I was sent a copy of the group’s agenda the same morning that Greenwire reporter Jean Chemnick was sent a copy.  The one-page agenda is headlined “Price Carbon Campaign / Lame Duck Initiative: A Carbon Pollution Tax in Fiscal and Tax Reform.”  The 12:45-6:00 meeting included presentations and discussions on “Congressional Republicans, Romney, and Business Leaders: Detoxifying climate policy for conservatives,” “Framing and selling a carbon pollution tax,” and “Building bipartisan support and navigating Ways and Means.”  The full agenda was attached to an article by Sean Higgins for the Washington Examiner.

A list of attendees at the AEI meeting has not been released, but the discussants include leading environmental and leftwing political operatives.  For example, Alden Meyer, strategy and policy director of the Union of Concerned Scientists (a far-left pressure group) who previously served as executive director of the League of Conservation Voters; Kevin Curtis, program director of Al Gore’s Climate Reality Project; and Tom Downey, prominent DC lobbyist, former Member of the House (D-NY), and since 2007 husband of Carol Browner, who served as EPA administrator for eight years in the Clinton Administration and for two years as President Obama’s White House global warming and energy czar.

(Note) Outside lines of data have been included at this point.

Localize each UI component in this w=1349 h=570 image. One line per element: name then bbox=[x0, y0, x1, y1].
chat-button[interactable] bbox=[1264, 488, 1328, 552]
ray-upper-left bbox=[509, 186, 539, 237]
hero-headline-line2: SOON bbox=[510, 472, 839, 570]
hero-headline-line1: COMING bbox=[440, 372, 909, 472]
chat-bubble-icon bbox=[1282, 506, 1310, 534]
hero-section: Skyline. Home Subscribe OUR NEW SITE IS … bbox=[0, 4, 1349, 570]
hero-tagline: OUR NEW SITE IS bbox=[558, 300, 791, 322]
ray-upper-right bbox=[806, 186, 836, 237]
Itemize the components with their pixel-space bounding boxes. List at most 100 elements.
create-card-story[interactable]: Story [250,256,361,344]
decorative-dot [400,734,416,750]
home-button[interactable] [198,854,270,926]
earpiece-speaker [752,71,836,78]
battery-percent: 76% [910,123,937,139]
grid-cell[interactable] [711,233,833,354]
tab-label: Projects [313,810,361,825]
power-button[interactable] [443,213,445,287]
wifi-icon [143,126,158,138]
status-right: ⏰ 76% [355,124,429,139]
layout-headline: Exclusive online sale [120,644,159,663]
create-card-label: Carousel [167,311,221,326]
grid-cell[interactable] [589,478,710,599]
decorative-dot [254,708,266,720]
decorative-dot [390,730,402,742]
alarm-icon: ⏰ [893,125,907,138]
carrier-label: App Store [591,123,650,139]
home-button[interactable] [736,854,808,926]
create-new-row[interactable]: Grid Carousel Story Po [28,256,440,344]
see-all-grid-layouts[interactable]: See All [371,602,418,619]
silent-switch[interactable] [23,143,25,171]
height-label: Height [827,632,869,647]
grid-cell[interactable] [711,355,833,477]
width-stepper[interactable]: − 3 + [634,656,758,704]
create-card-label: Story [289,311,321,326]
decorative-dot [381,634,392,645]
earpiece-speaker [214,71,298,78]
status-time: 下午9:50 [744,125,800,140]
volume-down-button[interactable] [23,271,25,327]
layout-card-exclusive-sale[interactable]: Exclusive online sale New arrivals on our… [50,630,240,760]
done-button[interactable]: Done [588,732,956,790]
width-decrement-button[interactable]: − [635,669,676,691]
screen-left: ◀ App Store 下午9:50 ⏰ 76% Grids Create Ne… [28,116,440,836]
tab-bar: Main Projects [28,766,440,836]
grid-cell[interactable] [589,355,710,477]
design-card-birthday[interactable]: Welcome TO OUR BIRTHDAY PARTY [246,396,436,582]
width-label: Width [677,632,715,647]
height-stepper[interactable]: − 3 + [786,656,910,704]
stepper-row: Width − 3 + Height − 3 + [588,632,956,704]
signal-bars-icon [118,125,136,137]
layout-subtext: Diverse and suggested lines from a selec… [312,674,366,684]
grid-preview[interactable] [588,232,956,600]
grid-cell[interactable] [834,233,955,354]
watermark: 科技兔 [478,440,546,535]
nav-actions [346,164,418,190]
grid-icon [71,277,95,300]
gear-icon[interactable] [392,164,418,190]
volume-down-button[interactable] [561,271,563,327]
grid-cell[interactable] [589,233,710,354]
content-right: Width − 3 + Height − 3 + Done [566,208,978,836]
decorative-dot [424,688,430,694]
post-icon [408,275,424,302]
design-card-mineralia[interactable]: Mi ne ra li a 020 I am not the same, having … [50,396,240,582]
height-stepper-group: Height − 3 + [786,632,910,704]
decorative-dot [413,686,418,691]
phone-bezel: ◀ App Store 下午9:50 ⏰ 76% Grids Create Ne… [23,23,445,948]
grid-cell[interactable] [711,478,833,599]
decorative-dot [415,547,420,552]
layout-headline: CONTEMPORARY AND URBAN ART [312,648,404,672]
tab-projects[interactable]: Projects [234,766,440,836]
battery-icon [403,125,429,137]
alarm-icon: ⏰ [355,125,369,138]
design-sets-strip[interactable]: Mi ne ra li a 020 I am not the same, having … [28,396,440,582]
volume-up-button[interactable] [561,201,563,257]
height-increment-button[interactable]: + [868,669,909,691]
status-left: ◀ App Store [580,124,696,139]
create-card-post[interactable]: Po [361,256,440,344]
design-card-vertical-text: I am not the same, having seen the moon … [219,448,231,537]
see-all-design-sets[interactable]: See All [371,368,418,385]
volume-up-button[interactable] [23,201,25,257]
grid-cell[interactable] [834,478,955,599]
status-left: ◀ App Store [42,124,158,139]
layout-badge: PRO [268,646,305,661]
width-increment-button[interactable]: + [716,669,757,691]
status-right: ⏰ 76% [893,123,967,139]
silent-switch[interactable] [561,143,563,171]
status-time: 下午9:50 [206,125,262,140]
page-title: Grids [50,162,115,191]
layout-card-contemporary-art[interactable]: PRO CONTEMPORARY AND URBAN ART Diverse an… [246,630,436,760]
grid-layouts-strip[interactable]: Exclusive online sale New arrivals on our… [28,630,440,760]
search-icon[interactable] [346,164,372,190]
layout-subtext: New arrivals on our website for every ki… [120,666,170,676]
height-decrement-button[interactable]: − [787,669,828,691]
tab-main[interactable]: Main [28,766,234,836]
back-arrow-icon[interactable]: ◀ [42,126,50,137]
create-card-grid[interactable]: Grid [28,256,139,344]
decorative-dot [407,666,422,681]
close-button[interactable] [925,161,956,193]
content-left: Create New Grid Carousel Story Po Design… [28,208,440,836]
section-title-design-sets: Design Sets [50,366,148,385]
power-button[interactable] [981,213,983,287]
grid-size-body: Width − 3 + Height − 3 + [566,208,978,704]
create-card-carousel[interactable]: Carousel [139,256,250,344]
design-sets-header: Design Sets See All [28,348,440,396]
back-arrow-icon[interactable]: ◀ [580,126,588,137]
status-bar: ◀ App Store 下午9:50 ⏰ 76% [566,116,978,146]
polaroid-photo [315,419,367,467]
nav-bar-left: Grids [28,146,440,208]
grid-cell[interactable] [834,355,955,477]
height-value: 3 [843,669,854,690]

AEI’s participant in this ongoing effort to enact a carbon tax is Dr. Kevin Hassett, director of economic studies at AEI.  An indication that his position is not popular at AEI was provided by Dr. Kenneth Green, an environmental scientist at AEI who specializes in climate policy and energy issues.  Energy Wire (a sister publication of Greenwire) published an article on 13th July on another senior establishment Republican coming forward to support a carbon tax—George Shultz, secretary of State in the Reagan Administration.  Here are Green’s comments to Energy Wire:

“There seems to be an eruption of conservatives—very moderate-seeming conservatives, non-tea party, old country club-style conservatives—who are suddenly enamored of carbon tax,” said Kenneth Green, a resident scholar at the American Enterprise Institute.

“I think this is mostly vanity and egotism on the part of these people who are coming forward, to try and reassert the Republican establishment over the tea party revolution,” he added.